Paralelamente, deve haver um foco mais nítido nos aspectos do crime transnacional que representam uma ameaça clara e presente à segurança nacional. O crime organizado com base na Rússia tem sido usado para gerar fundos chyornaya kassa (“contas negras” ou dinheiros negáveis e indetectáveis), realizar assassinatos no exterior e até contrabandear agentes procurados através das fronteiras. Mais recentemente, um checheno georgiano foi morto a tiros em Berlim pelo que parece ter sido um assassino-de-aluguel gangster, recrutado pelo Serviço de Segurança Federal da Rússia, e um fraudador online acusado de roubar até US$ 2 bilhões está supostamente protegido pela inteligência militar russa. A terceirização de suas operações para criminosos pelo Kremlin continua inabalável.

No Reino Unido, apesar das declarações retóricas regulares sobre assumir uma posição dura em relação à criminalidade russa, na prática isso tem sido uma prioridade menor para as agências policiais. Houve várias mortes de russos de destaque, mas na prática a maioria provavelmente não foram assassinatos (apesar de alegações de venenos indetectáveis e acidentes falsos cuidadosamente planejados) e aqueles que foram essencialmente resultado de acerto de contas criminais. Apenas dois, o assassinato do desertor Alexander Litvinenko em 2006 e a tentativa de matar o oficial de inteligência russo Sergei Skripal em 2018, foram atribuídos ao Kremlin.

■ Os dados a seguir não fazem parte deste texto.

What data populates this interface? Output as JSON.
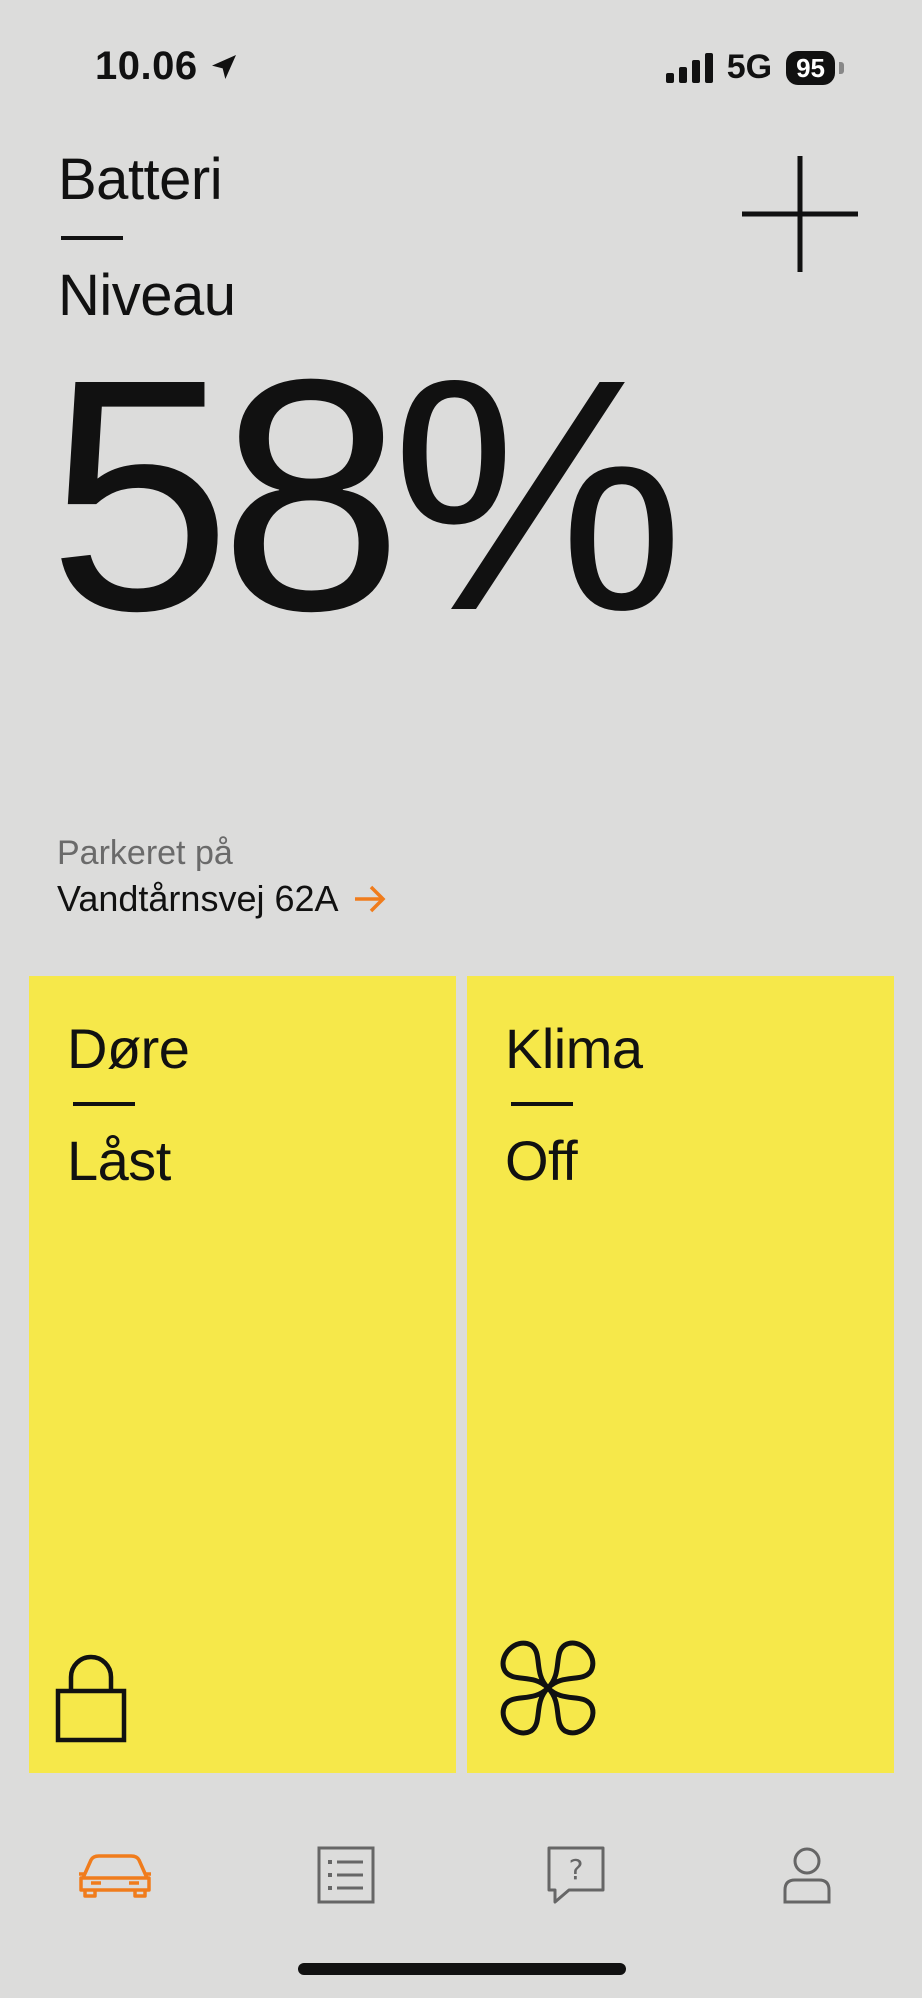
{
  "status_bar": {
    "time": "10.06",
    "network": "5G",
    "battery": "95"
  },
  "header": {
    "title": "Batteri",
    "subtitle": "Niveau",
    "battery_percent": "58%"
  },
  "parking": {
    "label": "Parkeret på",
    "address": "Vandtårnsvej 62A"
  },
  "cards": {
    "doors": {
      "title": "Døre",
      "value": "Låst",
      "icon": "lock-icon"
    },
    "climate": {
      "title": "Klima",
      "value": "Off",
      "icon": "fan-icon"
    }
  },
  "nav": {
    "items": [
      {
        "icon": "car-icon",
        "active": true
      },
      {
        "icon": "list-icon",
        "active": false
      },
      {
        "icon": "help-icon",
        "active": false
      },
      {
        "icon": "profile-icon",
        "active": false
      }
    ]
  },
  "colors": {
    "background": "#dcdcdb",
    "card": "#f6e84a",
    "accent": "#f07c1c",
    "text": "#111111",
    "muted": "#6a6a6a"
  }
}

A ameaça parece limitada aos russos, que provavelmente estiveram envolvidos em atividades questionáveis e geralmente motivados exclusivamente por interesses comerciais. Para ser franco, para a polícia isso a torna menos preocupante do que as gangues diretamente responsáveis pela inquietação pública. Como um policial me disse: “Contanto que os russos não cometam crimes nas ruas, não seremos capazes de justificar a aplicação de recursos para ir atrás deles”. Em vez disso, no Reino Unido, as gangues sediadas na Rússia atuam principalmente como facilitadoras e fornecedoras de atacado por trás das gangues mais perigosas. Por mais que faça sentido, do ponto de vista da segurança pública, dar a eles uma prioridade menor, por causa da preocupação mais ampla com a segurança nacional, a Agência Nacional do Crime precisa receber a tarefa - e os recursos - de dificultar a vida das gangues russas.


3. Combata a desinformação por meio da demanda, não da oferta

As operações de informação continuam a ser consideradas uma ameaça séria, mesmo que ainda haja muito poucas evidências de que elas realmente têm um grande impacto nas atitudes das pessoas. No máximo, esses esforços tendem a fortalecer as crenças existentes de qualquer matiz, embora isso não seja algo a ser encarado levianamente, pois pode transformar uma leve insatisfação em protesto.

Como a corrupção, porém, isso não é algo “exportado” para uma nação infeliz e indefesa. Você não pode subornar um funcionário honesto e, da mesma forma, é difícil obter tração nas mentes das pessoas que estão essencialmente satisfeitas com o status quo e que confiam em seus políticos e na grande mídia. A razão de haver tanto apetite por narrativas alternativas é que, atualmente, assim como em outras partes do Ocidente, o Reino Unido está passando por uma crise de legitimidade. Comunidades que se sentem alienadas e desconhecidas são o constituinte natural das operações de informação que vendem respostas alternativas, teorias da conspiração e ressentimento.


Assim como na luta contra os narcóticos, é fácil se concentrar na oferta em vez da demanda. Já existem chamadas renovadas para que o canal de TV russo em língua estrangeira RT seja banido, por exemplo. Para ter certeza, RT traz propaganda flagrante (assim como também traz cobertura de notícias decente), mas um meio de comunicação com apenas 3.400 espectadores a qualquer momento não é uma ameaça séria. Da mesma forma, a moda de operações destruidoras de mitos destinadas a conter "notícias falsas" é sempre tentador para governos ansiosos para serem vistos em ação, e burocracias que confundem atividade com impacto, mas há pouca evidência confiável de que realmente funcionam, exceto como parte de um programa mais amplo.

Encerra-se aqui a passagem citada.